Tuesday, 11 October 2011
Grey is the New Black - Lunch Scene at Tan Popo
Saturday lunch we beetled over to Tan Popo for Chai-Su Ramen and a Bento Box. The place was a-bustle with lunchers, except for one small member of the party - partly sketched in here - who had fallen asleep, Thomas the Tank Engine trainers little blue and red confections on his small feet. All the adults were wearing grey, black, or gray-green.Thank goodness for coloured hair elastics I say. The perspective and allocation of space here has gone badly astray, I must work on ratios ( repeat x 20) . On the other hand lunch was entirely successful, the sashimi sparklingly fresh and the pork belly managing to be both crisp and tender, though it might be churlish to single them out as even the small piece of pickled radish, with its fine cross cut of near-floral filaments was delicious.
Monday, 10 October 2011
New, Next, Now - Unpacking Kaldor at the Art Gallery of NSW
Settling into a fold-out stool, in a cluster of art gallery visitors, the more flexible young fry folded up like pretzels on cushions at the front, parents, grandparents and thy unaccompanied curious plumping out the crowd at the back, there is that "Ahhh" feeling as the the New, Next, Now show sets into motion.
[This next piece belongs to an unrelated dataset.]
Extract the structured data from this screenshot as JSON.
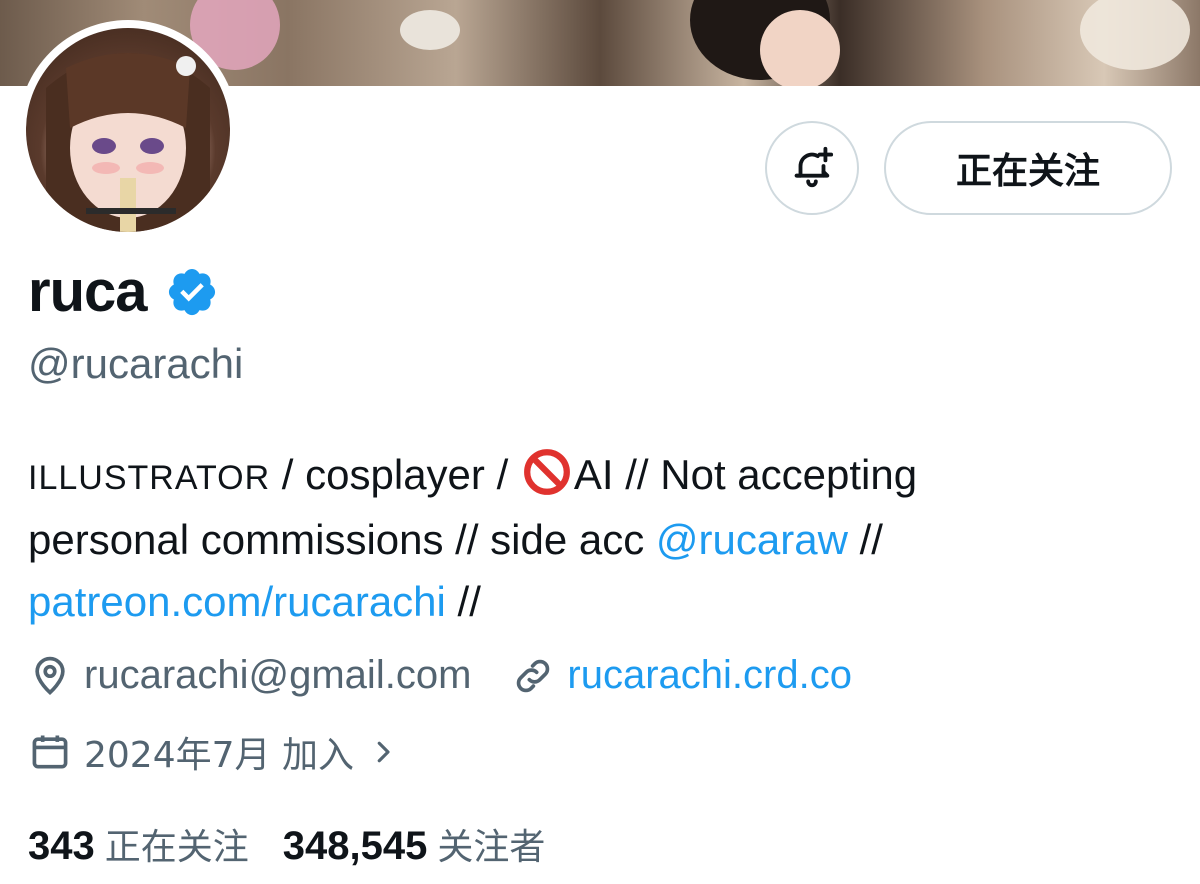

Two whimsical dust-jacked workers from Art Storage? Meticulously measuring Curators? The silent characters - actors Russell Garbutt and Julia Cotton, founders of the now sadly retired Etcetera theatrical ensemble - play with the ideas of collecting, stacking, wrapping and unwrapping in a whimsical homage to Christo- boxed and wrapped, Sol de Witt's units of construction, while Alek Danko's Log Dog is reprised in animated cardboard, and Tony Cragg's 'bottle tree' and Ugo Rondinone's marvellous 'clockwork for oracles' are celebrated. While the links back to the art work might set up a satisfying sleuthing puzzle for the adults, the real delight was the celebration of wonder and transformation as we watch the characters find that it is these ordinary dust jacketed folk who are the artists.
Sunday, 9 October 2011
Zeppelined Again or The Bang at The End of the World
Last Monday strolling over to the White Rabbit Gallery, we discovered the White Rabbit had checked his pocket watch, twitched his whiskers, saying 'Oh my, I'm late, I'm late' and bunny hopped backwards into the mirror. The fall back position was a contemplation of the local street art. While I would include the excellent fire hydrant ensemble below in this category, the ticket for the most profound use of the word "was" goes to the silently tick tocking bomb above.
Thursday, 6 October 2011
Paper Moons & Menus : Sketchy Characters at Tan Popo
The three young women at the corner table in Tan Popo look a little under impressed about the messy hair day I've given them, a little exacerbated by the slap happy lipstick. Still any dinner where not one but two paper moons shine down, pushing back the green inked-in night, is a fine thing.
Monday, 3 October 2011
Negativisation - The too much washing blues
So, it is the continuing study of Robert Capa, his photo of a boy watching a parade for the commenoration of the annexure of Belgium. Whatever is passing before him and the rest of the crowd in the original photo, including the woman next to him with a very elegant hat, it does not inspire joy. Here one small bit of wash got away from me, and in that mending way one proceeds in before I knew it the whole thing had taken on the aspect of a negative. That odd negative effect, of meeting another version of yourself, feels nostalgic, an intriguing state of being not at all yourself.